Enjoying Your Kombucha

OK – so you’ve made this lovely drink of living organisms sitting beautifully on your counter top.
Now what?

  • Since we didn’t use any tea, our Kombucha isn’t already flavored.
  • And since we used a jar with a spout, we do not need to disturb our SCOBY to drink some!

These are both beneficial, because now you can get any drink you want (provided it isn’t piping hot as that will kill the beneficial microorganisms) and add some Kombucha from the tap right to your drink! Try different juices and cold teas

Want more “carbonation” in your drink?

  • Put your juice and Kombucha into a glass bottle with a tight fitting lid.
  • Keep it at room temperature (the warmer the temperature the faster the process works, so summertime will be a much shorter brew than winter) and wait. Sometimes a few hours is enough, other times you might want a week.
  • You can bottle a bunch at one time this way and once it hits the right level of carbonation put it in the refrigerator to keep it from carbonating further.

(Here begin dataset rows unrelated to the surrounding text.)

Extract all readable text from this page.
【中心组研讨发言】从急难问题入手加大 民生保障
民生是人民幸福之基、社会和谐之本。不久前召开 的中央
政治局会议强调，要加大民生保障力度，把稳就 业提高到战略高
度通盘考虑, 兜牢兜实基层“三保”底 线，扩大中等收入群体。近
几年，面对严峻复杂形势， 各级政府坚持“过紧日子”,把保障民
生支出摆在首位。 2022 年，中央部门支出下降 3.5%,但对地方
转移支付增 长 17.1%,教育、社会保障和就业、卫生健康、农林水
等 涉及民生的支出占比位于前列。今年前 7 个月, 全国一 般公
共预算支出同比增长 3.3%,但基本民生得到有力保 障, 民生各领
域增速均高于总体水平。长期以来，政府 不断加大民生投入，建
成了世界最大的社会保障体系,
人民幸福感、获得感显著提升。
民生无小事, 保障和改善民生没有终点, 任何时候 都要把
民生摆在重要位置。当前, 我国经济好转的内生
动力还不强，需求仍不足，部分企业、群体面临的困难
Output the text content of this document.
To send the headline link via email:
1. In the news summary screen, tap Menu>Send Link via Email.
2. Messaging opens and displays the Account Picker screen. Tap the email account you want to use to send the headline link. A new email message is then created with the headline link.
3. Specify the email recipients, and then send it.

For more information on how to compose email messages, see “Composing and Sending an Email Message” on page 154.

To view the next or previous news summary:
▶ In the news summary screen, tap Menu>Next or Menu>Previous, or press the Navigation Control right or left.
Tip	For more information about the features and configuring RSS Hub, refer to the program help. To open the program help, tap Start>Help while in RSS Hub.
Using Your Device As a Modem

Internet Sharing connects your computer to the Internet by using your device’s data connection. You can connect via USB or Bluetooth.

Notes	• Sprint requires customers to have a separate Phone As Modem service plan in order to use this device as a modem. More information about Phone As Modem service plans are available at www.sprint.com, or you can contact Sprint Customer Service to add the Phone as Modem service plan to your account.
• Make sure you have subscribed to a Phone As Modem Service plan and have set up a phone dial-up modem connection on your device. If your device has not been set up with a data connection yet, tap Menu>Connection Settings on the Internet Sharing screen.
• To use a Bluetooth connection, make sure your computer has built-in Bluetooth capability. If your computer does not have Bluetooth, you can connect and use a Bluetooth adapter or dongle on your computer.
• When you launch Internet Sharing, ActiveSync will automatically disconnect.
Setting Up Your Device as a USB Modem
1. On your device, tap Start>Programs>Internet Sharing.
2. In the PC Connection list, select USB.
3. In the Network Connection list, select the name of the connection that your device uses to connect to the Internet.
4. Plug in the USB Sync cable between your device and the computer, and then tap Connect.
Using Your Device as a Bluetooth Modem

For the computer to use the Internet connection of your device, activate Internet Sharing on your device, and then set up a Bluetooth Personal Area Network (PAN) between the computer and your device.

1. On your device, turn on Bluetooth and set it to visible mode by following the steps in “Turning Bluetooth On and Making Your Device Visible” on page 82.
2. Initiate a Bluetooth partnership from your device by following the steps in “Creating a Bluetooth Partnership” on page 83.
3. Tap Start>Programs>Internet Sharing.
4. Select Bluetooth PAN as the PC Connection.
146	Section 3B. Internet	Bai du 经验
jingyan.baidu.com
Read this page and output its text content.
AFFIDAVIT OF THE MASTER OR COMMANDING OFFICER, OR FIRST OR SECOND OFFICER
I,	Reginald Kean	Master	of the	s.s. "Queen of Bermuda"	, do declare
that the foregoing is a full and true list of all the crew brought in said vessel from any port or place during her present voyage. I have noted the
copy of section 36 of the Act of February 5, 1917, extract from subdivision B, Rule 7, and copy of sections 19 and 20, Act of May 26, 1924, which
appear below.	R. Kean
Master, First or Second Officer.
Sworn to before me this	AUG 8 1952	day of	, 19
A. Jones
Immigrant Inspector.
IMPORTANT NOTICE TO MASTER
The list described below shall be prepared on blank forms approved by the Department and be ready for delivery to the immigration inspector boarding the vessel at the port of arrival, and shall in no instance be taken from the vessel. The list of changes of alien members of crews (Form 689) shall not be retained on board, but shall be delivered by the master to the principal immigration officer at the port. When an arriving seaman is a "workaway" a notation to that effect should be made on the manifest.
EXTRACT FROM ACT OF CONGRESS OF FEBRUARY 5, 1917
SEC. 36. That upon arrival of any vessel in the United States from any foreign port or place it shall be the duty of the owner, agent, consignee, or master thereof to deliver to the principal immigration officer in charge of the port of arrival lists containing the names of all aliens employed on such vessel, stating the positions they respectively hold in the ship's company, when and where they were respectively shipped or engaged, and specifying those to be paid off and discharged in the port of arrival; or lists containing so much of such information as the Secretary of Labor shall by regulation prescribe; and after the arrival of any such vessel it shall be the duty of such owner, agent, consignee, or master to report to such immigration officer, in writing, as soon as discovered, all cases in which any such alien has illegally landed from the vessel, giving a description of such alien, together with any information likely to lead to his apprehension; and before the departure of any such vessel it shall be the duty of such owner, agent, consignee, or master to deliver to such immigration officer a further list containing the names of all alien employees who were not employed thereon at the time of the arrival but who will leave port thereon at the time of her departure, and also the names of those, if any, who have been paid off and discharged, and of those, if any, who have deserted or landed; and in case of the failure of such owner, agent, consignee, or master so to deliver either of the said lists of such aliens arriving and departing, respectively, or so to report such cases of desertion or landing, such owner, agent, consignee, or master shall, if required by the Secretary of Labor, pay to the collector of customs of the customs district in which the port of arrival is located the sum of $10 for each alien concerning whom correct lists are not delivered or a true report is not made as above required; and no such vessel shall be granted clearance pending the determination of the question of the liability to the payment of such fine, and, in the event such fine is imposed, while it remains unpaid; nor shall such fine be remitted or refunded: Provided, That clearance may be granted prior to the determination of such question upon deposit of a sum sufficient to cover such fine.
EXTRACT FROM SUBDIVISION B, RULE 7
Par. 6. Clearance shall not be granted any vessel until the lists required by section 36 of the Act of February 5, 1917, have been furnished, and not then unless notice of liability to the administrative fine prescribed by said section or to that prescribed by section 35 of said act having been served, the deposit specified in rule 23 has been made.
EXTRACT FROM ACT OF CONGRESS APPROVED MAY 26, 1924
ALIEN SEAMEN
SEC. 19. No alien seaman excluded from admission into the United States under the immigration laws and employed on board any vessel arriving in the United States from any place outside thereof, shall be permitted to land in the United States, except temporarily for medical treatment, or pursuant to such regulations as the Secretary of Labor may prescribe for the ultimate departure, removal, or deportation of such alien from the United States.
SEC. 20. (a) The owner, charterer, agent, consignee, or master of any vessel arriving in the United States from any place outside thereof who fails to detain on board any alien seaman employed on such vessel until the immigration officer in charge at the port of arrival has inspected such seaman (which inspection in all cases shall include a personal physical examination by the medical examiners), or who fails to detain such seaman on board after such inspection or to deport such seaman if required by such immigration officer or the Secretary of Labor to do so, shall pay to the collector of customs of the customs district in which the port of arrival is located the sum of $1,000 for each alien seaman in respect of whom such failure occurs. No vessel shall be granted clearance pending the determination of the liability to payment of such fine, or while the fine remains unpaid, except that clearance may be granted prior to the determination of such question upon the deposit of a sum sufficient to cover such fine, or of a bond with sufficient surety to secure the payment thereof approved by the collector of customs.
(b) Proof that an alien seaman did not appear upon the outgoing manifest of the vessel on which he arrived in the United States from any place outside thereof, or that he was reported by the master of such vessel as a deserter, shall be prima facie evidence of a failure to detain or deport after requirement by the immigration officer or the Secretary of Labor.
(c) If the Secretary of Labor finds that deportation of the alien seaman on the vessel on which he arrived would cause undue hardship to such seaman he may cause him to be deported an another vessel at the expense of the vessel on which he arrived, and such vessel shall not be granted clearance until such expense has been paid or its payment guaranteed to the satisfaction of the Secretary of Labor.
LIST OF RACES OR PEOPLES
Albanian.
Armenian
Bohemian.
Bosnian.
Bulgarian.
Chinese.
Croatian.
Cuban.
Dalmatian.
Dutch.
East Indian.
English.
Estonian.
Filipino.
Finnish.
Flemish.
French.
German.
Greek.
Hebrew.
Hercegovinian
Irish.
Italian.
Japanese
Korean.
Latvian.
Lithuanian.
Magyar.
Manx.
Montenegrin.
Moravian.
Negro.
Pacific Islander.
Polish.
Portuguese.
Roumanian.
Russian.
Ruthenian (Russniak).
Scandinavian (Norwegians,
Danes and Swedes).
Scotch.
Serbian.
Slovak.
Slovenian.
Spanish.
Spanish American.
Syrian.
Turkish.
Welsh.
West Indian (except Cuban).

Be careful though, because the pressure builds as the carbonation grows, and can actually explode the bottle! Some people like to have a plastic tester bottle on the counter next to their glass bottled Kombucha. Once the plastic bottle feels like the pressure has built up enough (it gets more firm due to the pressure) you know it’s time to put your glass bottles in the fridge.

TIP: use a thicker glass for your Kombucha bottles so it can hold up to more pressure. I use the bottles from my store bought Kombucha, rinse them well with water and apple cider vinegar, and they’re ready for re-use!

Happy Brewing!
Do you have a favorite recipe for your Kombucha? Please feel free to share!